The testimony of Ellison, if believed, would tend to explain the discrepancies between the list of what the Collector seized and the list of appellants' property. However, the question remains whether appellants made a sufficient showing that their neglect to present Ellison at the first trial was excusable. The affidavit of their attorney in support of the motion for new trial stated that they had relied on admissions of the appellee that the stock sold by the Collector was the same as specified in their list, that they had not known of Ellison's whereabouts before trial and that they had believed that Ellison would appear at the trial as a witness for the Collector since he had filed an affidavit for the Collector earlier in the proceedings.
The newly discovered evidences is material and not merely cumulative. We think the new trial should have been granted and the district court, trying the case without a jury, should have set aside its judgment and considered the evidence. Appellants were not in error in refraining from interviewing their opponent's witness to determine whether them.
The judgment is reversed and the case remanded to the district court for a new trial.
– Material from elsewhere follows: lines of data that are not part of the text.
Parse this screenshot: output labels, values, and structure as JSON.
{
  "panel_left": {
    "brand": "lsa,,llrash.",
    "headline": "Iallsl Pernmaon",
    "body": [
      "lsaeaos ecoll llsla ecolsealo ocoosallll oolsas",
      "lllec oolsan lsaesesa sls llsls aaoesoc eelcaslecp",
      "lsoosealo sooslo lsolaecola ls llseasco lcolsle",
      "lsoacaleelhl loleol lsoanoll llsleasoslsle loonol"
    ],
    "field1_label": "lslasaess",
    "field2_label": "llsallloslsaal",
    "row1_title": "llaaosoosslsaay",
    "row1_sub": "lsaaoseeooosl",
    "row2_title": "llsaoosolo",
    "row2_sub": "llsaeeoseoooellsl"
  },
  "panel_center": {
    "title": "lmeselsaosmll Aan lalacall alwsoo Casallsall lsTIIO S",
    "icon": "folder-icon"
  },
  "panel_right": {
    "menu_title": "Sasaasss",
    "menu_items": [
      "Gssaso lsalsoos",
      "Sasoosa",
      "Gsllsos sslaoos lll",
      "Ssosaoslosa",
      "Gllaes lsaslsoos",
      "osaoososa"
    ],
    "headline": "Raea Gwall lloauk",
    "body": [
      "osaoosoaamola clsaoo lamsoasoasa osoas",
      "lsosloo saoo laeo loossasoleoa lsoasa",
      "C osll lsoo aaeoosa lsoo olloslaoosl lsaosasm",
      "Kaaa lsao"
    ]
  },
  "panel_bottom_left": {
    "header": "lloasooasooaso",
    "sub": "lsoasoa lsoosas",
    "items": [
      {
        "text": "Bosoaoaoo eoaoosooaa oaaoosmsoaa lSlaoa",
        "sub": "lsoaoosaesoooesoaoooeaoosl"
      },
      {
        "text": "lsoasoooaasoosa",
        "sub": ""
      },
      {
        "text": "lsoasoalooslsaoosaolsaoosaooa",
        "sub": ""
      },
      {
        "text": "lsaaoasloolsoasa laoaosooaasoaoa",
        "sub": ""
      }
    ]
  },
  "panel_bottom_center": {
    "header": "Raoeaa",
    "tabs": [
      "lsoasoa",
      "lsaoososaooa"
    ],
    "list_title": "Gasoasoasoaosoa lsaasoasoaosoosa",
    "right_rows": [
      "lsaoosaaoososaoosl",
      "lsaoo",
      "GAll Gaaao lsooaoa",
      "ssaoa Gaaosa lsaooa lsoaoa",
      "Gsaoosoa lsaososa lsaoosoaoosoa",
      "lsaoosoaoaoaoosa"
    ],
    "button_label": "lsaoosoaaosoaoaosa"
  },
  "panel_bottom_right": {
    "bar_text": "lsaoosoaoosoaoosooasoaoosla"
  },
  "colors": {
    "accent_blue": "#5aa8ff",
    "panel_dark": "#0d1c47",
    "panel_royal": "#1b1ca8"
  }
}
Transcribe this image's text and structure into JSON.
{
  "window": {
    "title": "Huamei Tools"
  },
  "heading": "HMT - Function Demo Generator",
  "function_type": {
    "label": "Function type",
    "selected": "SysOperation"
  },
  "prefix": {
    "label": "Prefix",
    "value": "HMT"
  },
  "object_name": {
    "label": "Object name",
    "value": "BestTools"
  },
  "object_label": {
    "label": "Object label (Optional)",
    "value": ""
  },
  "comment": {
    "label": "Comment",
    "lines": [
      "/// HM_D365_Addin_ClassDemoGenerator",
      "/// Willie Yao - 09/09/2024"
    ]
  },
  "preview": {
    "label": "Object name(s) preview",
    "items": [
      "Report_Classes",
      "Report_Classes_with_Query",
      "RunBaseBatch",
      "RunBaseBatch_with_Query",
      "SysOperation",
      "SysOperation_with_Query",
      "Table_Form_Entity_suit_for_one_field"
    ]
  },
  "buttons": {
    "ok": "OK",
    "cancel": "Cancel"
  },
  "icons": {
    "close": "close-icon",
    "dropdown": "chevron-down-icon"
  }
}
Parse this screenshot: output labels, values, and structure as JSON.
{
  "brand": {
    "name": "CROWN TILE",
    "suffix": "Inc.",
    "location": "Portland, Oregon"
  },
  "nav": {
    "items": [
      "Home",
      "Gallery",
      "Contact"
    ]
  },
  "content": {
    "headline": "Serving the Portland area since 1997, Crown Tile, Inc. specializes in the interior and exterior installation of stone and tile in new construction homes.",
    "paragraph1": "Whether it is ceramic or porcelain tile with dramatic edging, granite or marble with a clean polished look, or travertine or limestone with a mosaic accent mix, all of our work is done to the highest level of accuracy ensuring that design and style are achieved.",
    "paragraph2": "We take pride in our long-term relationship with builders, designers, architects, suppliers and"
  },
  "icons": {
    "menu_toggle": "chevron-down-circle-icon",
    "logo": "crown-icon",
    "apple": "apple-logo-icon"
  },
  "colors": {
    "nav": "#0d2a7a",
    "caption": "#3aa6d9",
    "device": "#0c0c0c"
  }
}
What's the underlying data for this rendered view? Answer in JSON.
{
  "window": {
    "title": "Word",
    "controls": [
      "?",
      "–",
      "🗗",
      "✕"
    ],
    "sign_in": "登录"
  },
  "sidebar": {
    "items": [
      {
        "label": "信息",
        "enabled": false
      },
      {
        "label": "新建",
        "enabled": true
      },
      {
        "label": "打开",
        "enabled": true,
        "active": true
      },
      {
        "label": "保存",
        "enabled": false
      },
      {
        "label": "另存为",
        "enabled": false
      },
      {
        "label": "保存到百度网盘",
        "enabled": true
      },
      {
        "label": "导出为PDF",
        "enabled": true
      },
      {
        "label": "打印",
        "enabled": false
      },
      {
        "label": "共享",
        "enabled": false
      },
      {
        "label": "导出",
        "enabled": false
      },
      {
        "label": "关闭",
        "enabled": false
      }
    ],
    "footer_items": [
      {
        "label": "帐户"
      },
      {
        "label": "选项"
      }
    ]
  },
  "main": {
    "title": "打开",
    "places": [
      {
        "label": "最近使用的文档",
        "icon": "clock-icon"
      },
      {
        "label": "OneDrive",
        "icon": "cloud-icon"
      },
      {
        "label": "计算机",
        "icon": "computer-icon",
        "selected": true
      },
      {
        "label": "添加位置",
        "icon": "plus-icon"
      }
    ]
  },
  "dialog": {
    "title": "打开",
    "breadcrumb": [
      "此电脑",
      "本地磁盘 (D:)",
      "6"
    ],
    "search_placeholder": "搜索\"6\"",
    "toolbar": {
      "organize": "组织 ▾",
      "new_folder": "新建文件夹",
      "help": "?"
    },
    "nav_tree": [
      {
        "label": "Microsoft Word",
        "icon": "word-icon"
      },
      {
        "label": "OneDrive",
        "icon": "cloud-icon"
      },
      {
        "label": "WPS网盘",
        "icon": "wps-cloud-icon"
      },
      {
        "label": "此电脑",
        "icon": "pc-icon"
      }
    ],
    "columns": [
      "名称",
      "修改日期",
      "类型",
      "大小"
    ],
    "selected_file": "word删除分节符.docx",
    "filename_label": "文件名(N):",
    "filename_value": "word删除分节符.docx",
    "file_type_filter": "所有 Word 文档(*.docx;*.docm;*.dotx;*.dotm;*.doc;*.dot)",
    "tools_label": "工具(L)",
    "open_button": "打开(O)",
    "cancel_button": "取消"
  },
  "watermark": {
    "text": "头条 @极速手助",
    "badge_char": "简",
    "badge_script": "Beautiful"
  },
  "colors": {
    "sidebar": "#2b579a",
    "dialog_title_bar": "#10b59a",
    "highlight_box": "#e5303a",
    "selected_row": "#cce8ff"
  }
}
1 28 U.S.C. § 2463 provides: 'All property taken or detained under any revenue law of the United States shall not be repleviable, but shall be deemed to be in the custody of the law and subject only to the orders and decress of the courts of the United States having jurisdiction thereof.'
Under this statute district courts having jurisdiction over the seized property may quash distraint warrants, Raffaele v. Granger, 3 Cir., 1952, 196 F.2d 620, enjoin the distraint, Long v. Rasmussen, D.C.Mont.1922, 281 F. 236, or order the property or its monetary equivalent returned, Stuart v. Chinese Chamber of Commerce of Phoenix, 9 Cir., 1948, 168 F.2d 709, in order to give a remedy to a third party whose property has been taken to satisfy the taxes of another.
2 The seizure was made pursuant to 26 U.S.C. §§ 3690-3697 (now 26 U.S.C. §§ 6331-6340).
3 Cf. Cleaves v. Funk, 10 Cir., 1935, 76 F.2d 828.
4 Kee v. Becker, 54 Cal.App.2d 466, 129 P.2d 159, 1942; Gilbank v. Benton, 9 Cal.App.2d 517, 50 P.2d 815.